As a flash device reaches the end of its life, the metadata blocks will naturally be the first to go since they are updated most often. In this situation, the littlefs is designed to simply move on to another set of metadata blocks. This travelling means that at the end of a flash device's life, the filesystem will have worn the device down as evenly as a dynamic wear leveling filesystem could anyways. Simply put, if the lifetime of flash is a serious concern, static wear leveling is the only valid solution.
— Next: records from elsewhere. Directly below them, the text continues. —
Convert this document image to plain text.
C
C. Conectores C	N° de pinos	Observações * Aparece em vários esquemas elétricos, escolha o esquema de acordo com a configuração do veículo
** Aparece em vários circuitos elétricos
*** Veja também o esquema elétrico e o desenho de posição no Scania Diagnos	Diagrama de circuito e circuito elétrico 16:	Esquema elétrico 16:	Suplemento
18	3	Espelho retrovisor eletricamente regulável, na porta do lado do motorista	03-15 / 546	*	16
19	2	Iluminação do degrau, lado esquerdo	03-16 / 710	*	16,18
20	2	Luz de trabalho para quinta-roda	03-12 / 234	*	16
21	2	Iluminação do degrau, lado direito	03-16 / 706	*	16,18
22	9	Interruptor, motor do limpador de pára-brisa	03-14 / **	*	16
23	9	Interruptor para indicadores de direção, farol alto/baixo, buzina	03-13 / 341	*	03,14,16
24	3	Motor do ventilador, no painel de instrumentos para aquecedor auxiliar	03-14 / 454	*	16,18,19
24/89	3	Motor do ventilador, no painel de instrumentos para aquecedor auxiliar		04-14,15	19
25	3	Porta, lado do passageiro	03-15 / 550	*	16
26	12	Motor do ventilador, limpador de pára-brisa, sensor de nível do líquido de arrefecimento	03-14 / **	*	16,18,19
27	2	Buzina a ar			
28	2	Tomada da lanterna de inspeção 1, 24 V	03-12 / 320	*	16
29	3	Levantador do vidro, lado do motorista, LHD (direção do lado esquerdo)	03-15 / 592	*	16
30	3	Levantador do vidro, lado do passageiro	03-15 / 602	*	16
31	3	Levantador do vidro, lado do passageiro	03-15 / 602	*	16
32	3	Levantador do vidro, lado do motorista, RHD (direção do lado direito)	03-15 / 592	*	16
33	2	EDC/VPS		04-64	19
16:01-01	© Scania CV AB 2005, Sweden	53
This is a very important takeaway to note. If your storage stack uses highly sensitive storage such as NAND flash. In most cases you are going to be better off just using a flash translation layer (FTL). NAND flash already has many limitations that make it poorly suited for an embedded system: low erase cycles, very large blocks, errors that can develop even during reads, errors that can develop during writes of neighboring blocks. Managing sensitive storage such as NAND flash is out of scope for the littlefs. The littlefs does have some properties that may be beneficial on top of a FTL, such as limiting the number of writes where possible. But if you have the storage requirements that necessitate the need of NAND flash, you should have the RAM to match and just use an FTL or flash filesystem.
Summary
So, to summarize:
- The littlefs is composed of directory blocks
- Each directory is a linked-list of metadata pairs
- These metadata pairs can be updated atomically by alternating which metadata block is active
- Directory blocks contain either references to other directories or files
- Files are represented by copy-on-write CTZ skip-lists which support O(1) append and O(nlogn) reading
- Blocks are allocated by scanning the filesystem for used blocks in a fixed-size lookahead region is that stored in a bit-vector
- To facilitate scanning the filesystem, all directories are part of a linked-list that is threaded through the entire filesystem
- If a block develops an error, the littlefs allocates a new block, and moves the data and references of the old block to the new.
- Any case where an atomic operation is not possible, mistakes are resolved by a deorphan step that occurs on the first allocation after boot
That's the little filesystem. Thanks for reading!